Paper Detail

RAD-2: Scaling Reinforcement Learning in a Generator-Discriminator Framework

Hao Gao, Shaoyu Chen, Yifan Zhu, Yuehao Song, Wenyu Liu, Qian Zhang, Xinggang Wang

arxiv Score 16.3

Published 2026-04-16 · First seen 2026-04-17

General AI

Abstract

High-level autonomous driving requires motion planners capable of modeling multimodal future uncertainties while remaining robust in closed-loop interactions. Although diffusion-based planners are effective at modeling complex trajectory distributions, they often suffer from stochastic instabilities and the lack of corrective negative feedback when trained purely with imitation learning. To address these issues, we propose RAD-2, a unified generator-discriminator framework for closed-loop planning.
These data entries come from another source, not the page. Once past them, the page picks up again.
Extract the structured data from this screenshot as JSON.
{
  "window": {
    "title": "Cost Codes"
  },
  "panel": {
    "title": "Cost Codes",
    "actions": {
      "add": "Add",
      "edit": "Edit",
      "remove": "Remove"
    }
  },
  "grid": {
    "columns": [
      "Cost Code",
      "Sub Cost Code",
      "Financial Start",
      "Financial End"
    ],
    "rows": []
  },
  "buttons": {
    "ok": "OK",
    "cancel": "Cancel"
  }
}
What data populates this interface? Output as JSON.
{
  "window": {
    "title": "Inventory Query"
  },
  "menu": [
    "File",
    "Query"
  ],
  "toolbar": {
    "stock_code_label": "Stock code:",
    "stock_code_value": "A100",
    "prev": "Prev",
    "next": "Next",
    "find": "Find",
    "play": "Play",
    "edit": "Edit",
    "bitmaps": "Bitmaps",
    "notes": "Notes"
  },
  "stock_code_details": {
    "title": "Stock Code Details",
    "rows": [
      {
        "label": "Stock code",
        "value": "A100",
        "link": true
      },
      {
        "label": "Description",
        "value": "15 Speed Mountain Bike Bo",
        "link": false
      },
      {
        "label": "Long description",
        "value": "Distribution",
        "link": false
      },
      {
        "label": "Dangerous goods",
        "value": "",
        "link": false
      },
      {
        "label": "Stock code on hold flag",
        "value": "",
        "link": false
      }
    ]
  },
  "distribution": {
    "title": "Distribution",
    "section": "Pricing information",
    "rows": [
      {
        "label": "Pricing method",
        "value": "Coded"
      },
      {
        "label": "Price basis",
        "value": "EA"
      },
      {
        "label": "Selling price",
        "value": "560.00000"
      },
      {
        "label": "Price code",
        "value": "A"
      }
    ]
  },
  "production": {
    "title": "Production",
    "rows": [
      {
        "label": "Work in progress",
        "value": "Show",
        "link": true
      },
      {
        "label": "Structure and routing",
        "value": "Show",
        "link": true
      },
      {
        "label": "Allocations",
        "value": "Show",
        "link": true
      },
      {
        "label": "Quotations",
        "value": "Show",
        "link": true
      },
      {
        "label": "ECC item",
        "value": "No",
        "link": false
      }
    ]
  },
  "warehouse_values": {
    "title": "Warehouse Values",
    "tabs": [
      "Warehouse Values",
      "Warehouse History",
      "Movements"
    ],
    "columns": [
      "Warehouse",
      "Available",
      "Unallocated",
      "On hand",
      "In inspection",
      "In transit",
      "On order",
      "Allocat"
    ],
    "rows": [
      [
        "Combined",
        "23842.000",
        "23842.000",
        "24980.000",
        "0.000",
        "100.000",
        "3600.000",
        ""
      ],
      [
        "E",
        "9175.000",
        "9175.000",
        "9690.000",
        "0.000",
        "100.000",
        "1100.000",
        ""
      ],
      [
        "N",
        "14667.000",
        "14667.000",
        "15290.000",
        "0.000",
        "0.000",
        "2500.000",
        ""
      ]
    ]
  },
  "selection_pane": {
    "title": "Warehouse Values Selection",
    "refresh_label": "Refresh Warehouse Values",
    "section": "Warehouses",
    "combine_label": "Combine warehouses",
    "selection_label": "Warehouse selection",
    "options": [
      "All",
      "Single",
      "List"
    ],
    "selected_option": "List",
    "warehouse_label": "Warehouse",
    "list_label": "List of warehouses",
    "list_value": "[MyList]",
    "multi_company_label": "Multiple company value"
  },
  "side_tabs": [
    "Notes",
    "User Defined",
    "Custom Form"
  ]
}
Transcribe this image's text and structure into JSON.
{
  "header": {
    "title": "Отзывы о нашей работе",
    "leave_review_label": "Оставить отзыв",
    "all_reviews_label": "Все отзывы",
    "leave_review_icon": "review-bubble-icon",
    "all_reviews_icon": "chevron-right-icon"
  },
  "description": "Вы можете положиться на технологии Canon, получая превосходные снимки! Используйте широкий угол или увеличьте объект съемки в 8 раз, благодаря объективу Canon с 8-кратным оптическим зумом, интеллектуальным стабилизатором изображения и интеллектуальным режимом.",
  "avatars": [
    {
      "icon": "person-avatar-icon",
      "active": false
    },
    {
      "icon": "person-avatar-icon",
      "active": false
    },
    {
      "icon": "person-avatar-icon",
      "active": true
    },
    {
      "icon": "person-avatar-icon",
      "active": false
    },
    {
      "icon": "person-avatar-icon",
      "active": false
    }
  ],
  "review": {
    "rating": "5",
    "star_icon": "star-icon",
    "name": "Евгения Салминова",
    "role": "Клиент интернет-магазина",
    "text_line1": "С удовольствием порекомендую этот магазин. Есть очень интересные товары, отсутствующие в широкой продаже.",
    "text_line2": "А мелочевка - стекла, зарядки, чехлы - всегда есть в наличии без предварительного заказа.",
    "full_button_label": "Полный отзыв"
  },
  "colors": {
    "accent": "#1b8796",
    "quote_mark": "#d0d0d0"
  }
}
Specifically, a diffusion-based generator is used to produce diverse trajectory candidates, while an RL-optimized discriminator reranks these candidates according to their long-term driving quality. This decoupled design avoids directly applying sparse scalar rewards to the full high-dimensional trajectory space, thereby improving optimization stability. To further enhance reinforcement learning, we introduce Temporally Consistent Group Relative Policy Optimization, which exploits temporal coherence to alleviate the credit assignment problem. In addition, we propose On-policy Generator Optimization, which converts closed-loop feedback into structured longitudinal optimization signals and progressively shifts the generator toward high-reward trajectory manifolds. To support efficient large-scale training, we introduce BEV-Warp, a high-throughput simulation environment that performs closed-loop evaluation directly in Bird's-Eye View feature space via spatial warping. RAD-2 reduces the collision rate by 56% compared with strong diffusion-based planners. Real-world deployment further demonstrates improved perceived safety and driving smoothness in complex urban traffic.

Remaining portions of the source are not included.